Link exchanges, article writing, and even purchased text links are not worthless investments of time. They’re only not very valuable as tools for a long-term search engine optimization strategy. Swapping links with closely related, complementary sites your visitors may find useful can lead to increased traffic for both sites from actual people clicking those links. Writing articles and hand submitting them to editors of respected websites can lead to traffic from readers of that article and increased reputation as an expert for you and your website. Even purchased links on high traffic websites have value for the visitors they’ll bring your site. They can be part of your marketing strategy, which includes more than search optimization.
Link Building the Right Way
Last month, Google’s webmaster blog wrote:
http://googlewebmastercentral.blogspot.com/2006/12/building-link-based-popularity.html
To sum up, even though improved algorithms have promoted a transition away from paid or exchanged links towards earned organic links, there still seems to be some confusion within the market about what the most effective link strategy is. So when taking advice from your SEO consultant, keep in mind that nowadays search engines reward sweat-of-the-brow work on content that bait natural links given by choice.
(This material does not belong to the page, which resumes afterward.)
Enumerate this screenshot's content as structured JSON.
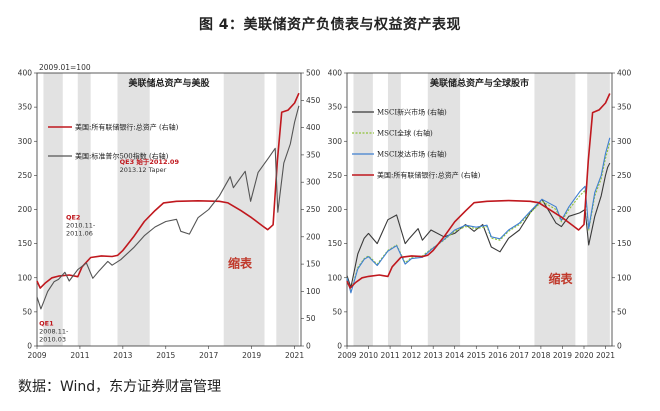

So how do you attract those natural links that matter?
- Present unique or insightful information. If you want other sites to link to you without anything in return, you need to provide something that’s worth linking to. For most sites, that’s going to be unique, insightful content. Don’t just regurgitate what can be found everywhere else — do your own research, add your own opinions, or present information in a new way. Novel organization or presentation can be as important as the information — differentiate your site from others on the same topic.
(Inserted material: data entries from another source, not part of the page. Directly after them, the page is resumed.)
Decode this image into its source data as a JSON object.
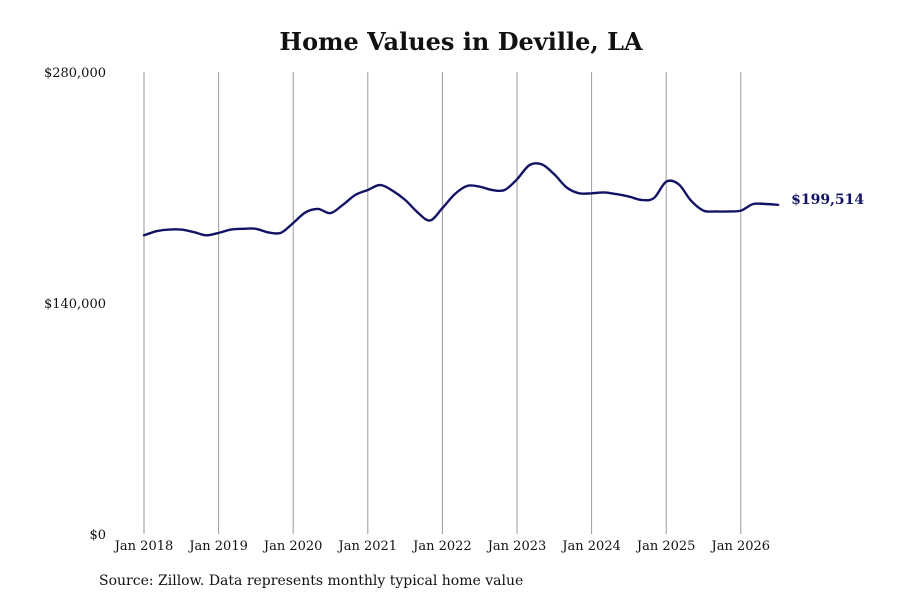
{
  "chart_data": {
    "type": "line",
    "title": "Home Values in Deville, LA",
    "xlabel": "",
    "ylabel": "",
    "ylim": [
      0,
      280000
    ],
    "y_ticks": [
      {
        "value": 0,
        "label": "$0"
      },
      {
        "value": 140000,
        "label": "$140,000"
      },
      {
        "value": 280000,
        "label": "$280,000"
      }
    ],
    "x_ticks": [
      "Jan 2018",
      "Jan 2019",
      "Jan 2020",
      "Jan 2021",
      "Jan 2022",
      "Jan 2023",
      "Jan 2024",
      "Jan 2025",
      "Jan 2026"
    ],
    "grid": "vertical lines at x ticks",
    "line_color": "#131366",
    "last_value_label": "$199,514",
    "series": [
      {
        "x": [
          "2018-01",
          "2018-03",
          "2018-05",
          "2018-07",
          "2018-09",
          "2018-11",
          "2019-01",
          "2019-03",
          "2019-05",
          "2019-07",
          "2019-09",
          "2019-11",
          "2020-01",
          "2020-03",
          "2020-05",
          "2020-07",
          "2020-09",
          "2020-11",
          "2021-01",
          "2021-03",
          "2021-05",
          "2021-07",
          "2021-09",
          "2021-11",
          "2022-01",
          "2022-03",
          "2022-05",
          "2022-07",
          "2022-09",
          "2022-11",
          "2023-01",
          "2023-03",
          "2023-05",
          "2023-07",
          "2023-09",
          "2023-11",
          "2024-01",
          "2024-03",
          "2024-05",
          "2024-07",
          "2024-09",
          "2024-11",
          "2025-01",
          "2025-03",
          "2025-05",
          "2025-07",
          "2025-09",
          "2025-11",
          "2026-01",
          "2026-03",
          "2026-05",
          "2026-07"
        ],
        "values": [
          181000,
          183500,
          184500,
          184500,
          183000,
          181000,
          182500,
          184500,
          185000,
          185000,
          182800,
          182500,
          188500,
          195000,
          197000,
          194500,
          199500,
          205500,
          208500,
          211500,
          208000,
          202500,
          195000,
          190000,
          197500,
          206000,
          211000,
          210500,
          208500,
          208500,
          215000,
          223500,
          224000,
          218000,
          210000,
          206500,
          206500,
          207000,
          206000,
          204500,
          202500,
          203500,
          213500,
          212000,
          202000,
          196000,
          195500,
          195500,
          196000,
          200000,
          200000,
          199514
        ]
      }
    ]
  },
  "source_text": "Source: Zillow. Data represents monthly typical home value"
}
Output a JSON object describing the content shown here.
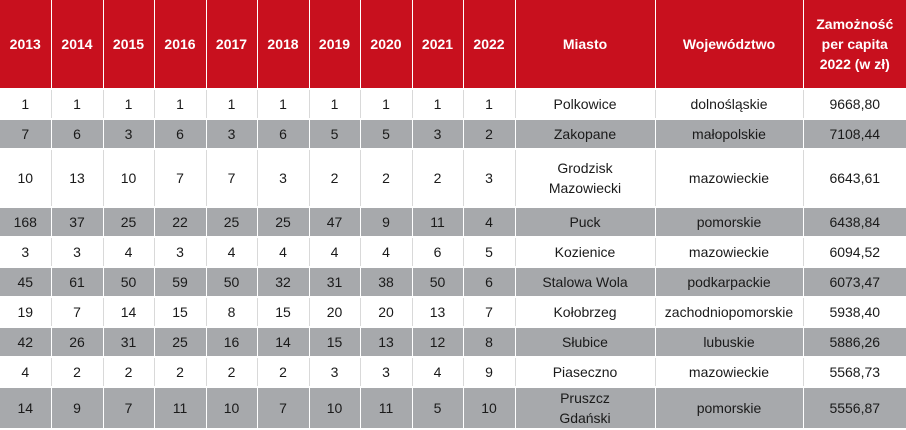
{
  "headers": [
    "2013",
    "2014",
    "2015",
    "2016",
    "2017",
    "2018",
    "2019",
    "2020",
    "2021",
    "2022",
    "Miasto",
    "Województwo",
    "Zamożność per capita 2022 (w zł)"
  ],
  "rows": [
    [
      "1",
      "1",
      "1",
      "1",
      "1",
      "1",
      "1",
      "1",
      "1",
      "1",
      "Polkowice",
      "dolnośląskie",
      "9668,80"
    ],
    [
      "7",
      "6",
      "3",
      "6",
      "3",
      "6",
      "5",
      "5",
      "3",
      "2",
      "Zakopane",
      "małopolskie",
      "7108,44"
    ],
    [
      "10",
      "13",
      "10",
      "7",
      "7",
      "3",
      "2",
      "2",
      "2",
      "3",
      "Grodzisk Mazowiecki",
      "mazowieckie",
      "6643,61"
    ],
    [
      "168",
      "37",
      "25",
      "22",
      "25",
      "25",
      "47",
      "9",
      "11",
      "4",
      "Puck",
      "pomorskie",
      "6438,84"
    ],
    [
      "3",
      "3",
      "4",
      "3",
      "4",
      "4",
      "4",
      "4",
      "6",
      "5",
      "Kozienice",
      "mazowieckie",
      "6094,52"
    ],
    [
      "45",
      "61",
      "50",
      "59",
      "50",
      "32",
      "31",
      "38",
      "50",
      "6",
      "Stalowa Wola",
      "podkarpackie",
      "6073,47"
    ],
    [
      "19",
      "7",
      "14",
      "15",
      "8",
      "15",
      "20",
      "20",
      "13",
      "7",
      "Kołobrzeg",
      "zachodniopomorskie",
      "5938,40"
    ],
    [
      "42",
      "26",
      "31",
      "25",
      "16",
      "14",
      "15",
      "13",
      "12",
      "8",
      "Słubice",
      "lubuskie",
      "5886,26"
    ],
    [
      "4",
      "2",
      "2",
      "2",
      "2",
      "2",
      "3",
      "3",
      "4",
      "9",
      "Piaseczno",
      "mazowieckie",
      "5568,73"
    ],
    [
      "14",
      "9",
      "7",
      "11",
      "10",
      "7",
      "10",
      "11",
      "5",
      "10",
      "Pruszcz Gdański",
      "pomorskie",
      "5556,87"
    ]
  ]
}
- Build something useful. Create a tool, service or web app which people will want to use. Solve a problem and make life easier. If what you build is truly useful, those that use it will share it, both through word of mouth and linking to you from their sites and blogs.
- Make linking to you easy. Perhaps most importantly, capitalize on those that may want to share your website but are inexperienced or lazy. Provide “link to this page” code, with well-chosen link text already filled in. Provide buttons and banners with your site or service logo to use. Encourage your users to make use of these tools to share your site.
These methods are a lot more hands-off than sending hundreds of e-mails begging for link swaps. They won’t work as quickly as buying links or auto-submitting an article to dozens of article directories. However, they’re the core of the only strategy that has lasted the test of time, and will continue to benefit your site for years even as search algorithms change and filters become smarter.
Some advice straight from Google:
http://googlewebmastercentral.blogspot.com/2006/12/building-link-based-popularity.html
Our general advice is: Always focus on the users and not on search engines when developing your optimization strategy. Ask yourself what creates value for your users. Investing in the quality of your content and thereby earning natural backlinks benefits both the users and drives more qualified traffic to your site.